Last year, we told you about the Navy's drive toward "distributed lethality." It's a project that boils down to arming as many Navy ships as possible with as long-ranged and as potent weapons systems as possible to ensure that any single Navy warship can undertake offensive, sea-control, and power-projection missions on its own -- so you won't need to drop an aircraft carrier in the middle of an ocean to ensure the Navy can control it.
Problem is, the Navy's current standard armament, the Harpoon anti-ship missile, doesn't cover a lot of territory -- about 67 nautical miles' range. To better serve the Navy's needs, Boeing has developed upgraded versions of the Harpoon, known alternately as the Harpoon Next Generation (Harpoon NG) and Harpoon II+, which feature smaller warheads but twice the range of the original Harpoon.
Boeing hopes that if the Navy chooses to deploy the Harpoon NG, it will tap Boeing to upgrade existing stocks of Harpoons to the new configuration. Such upgrades wouldn't bring as much revenue as selling all-new missiles (at $1.2 million a pop). But if you assume that, say, two-thirds of the 7,500 Harpoons sold since the missile's introduction in 1977 are still around today, and that the cost of upgrading an old Harpoon is half the cost of buying a new missile (as Boeing says it is), then that's still a $3 billion market opportunity for Boeing from upgrades alone. And there's additional money to be made selling new Harpoon NGs...
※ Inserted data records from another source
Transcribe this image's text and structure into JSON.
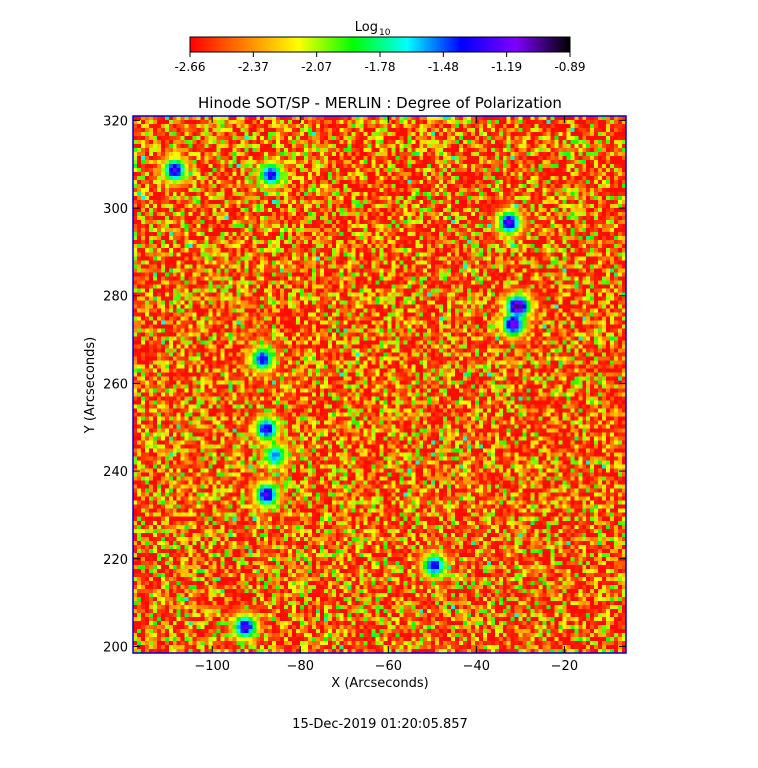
{
  "colorbar": {
    "label": "Log",
    "label_sub": "10",
    "ticks": [
      "-2.66",
      "-2.37",
      "-2.07",
      "-1.78",
      "-1.48",
      "-1.19",
      "-0.89"
    ],
    "range": [
      -2.66,
      -0.89
    ],
    "colors": [
      "#ff0000",
      "#ff8000",
      "#ffff00",
      "#00ff00",
      "#00ffff",
      "#0000ff",
      "#8000ff",
      "#000000"
    ]
  },
  "chart_data": {
    "type": "heatmap",
    "title": "Hinode SOT/SP - MERLIN : Degree of Polarization",
    "xlabel": "X (Arcseconds)",
    "ylabel": "Y (Arcseconds)",
    "xlim": [
      -118,
      -6
    ],
    "ylim": [
      198.5,
      321
    ],
    "xticks": [
      -100,
      -80,
      -60,
      -40,
      -20
    ],
    "yticks": [
      200,
      220,
      240,
      260,
      280,
      300,
      320
    ],
    "value_range": [
      -2.66,
      -0.89
    ],
    "features": [
      {
        "x": -109,
        "y": 309,
        "v": -1.2
      },
      {
        "x": -87,
        "y": 308,
        "v": -1.3
      },
      {
        "x": -33,
        "y": 297,
        "v": -1.2
      },
      {
        "x": -31,
        "y": 278,
        "v": -0.95
      },
      {
        "x": -32,
        "y": 274,
        "v": -1.1
      },
      {
        "x": -89,
        "y": 266,
        "v": -1.3
      },
      {
        "x": -88,
        "y": 250,
        "v": -1.25
      },
      {
        "x": -86,
        "y": 244,
        "v": -1.5
      },
      {
        "x": -88,
        "y": 235,
        "v": -1.2
      },
      {
        "x": -50,
        "y": 219,
        "v": -1.3
      },
      {
        "x": -93,
        "y": 205,
        "v": -1.2
      }
    ]
  },
  "footer": {
    "timestamp": "15-Dec-2019 01:20:05.857"
  }
}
There is, however, one problem with this rosy scenario: Boeing has a rival.
According to data from S&P Global Market Intelligence, Boeing earns about a 9.8% pre-tax profit on revenues in its Military Aircraft division, which is responsible for production of the Harpoon. Upgrades on existing Harpoons alone, therefore, could be worth close to $300 million to Boeing -- about $0.46 per share over time. To win those revenues and earn those profits, however, Boeing must beat out a challenger from across the ocean -- and another from closer to home.
Competing with Boeing for the Navy's new missile contracts is a joint venture between Norwegian defense powerhouse Kongsberg and its U.S. ally Raytheon (RTN). Together, Kongsberg and Raytheon are trying to convince the Navy to buy Kongsberg's Naval Strike Missile instead of Boeing's new-and-improved Harpoon NG.
Kongsberg's weapon, with a similar-size warhead but a range of only 107 nautical miles, seems somewhat inferior to the Boeing variant at first glance. But that hasn't prevented Norway from using the missile to arm its naval corvettes and frigates. On the other hand, Kongsberg describes the Naval Strike Missile as "the only fifth generation long range precision strike missile in existence," which would seem to suggest that the weapon possesses "stealth" characteristics lacking in Boeing's offering, which could appeal to the U.S. Navy.
The Navy is currently testing both missiles for compatibility with its Littoral Combat Ships, equipping the USS Coronado (LCS 4) with the Harpoon and the USS Freedom (LCS 1) with the Naval Strike Missile. Which missile performs better may determine whether $3 billion-plus in revenue goes to Boeing -- or gets shipped off to Norway instead.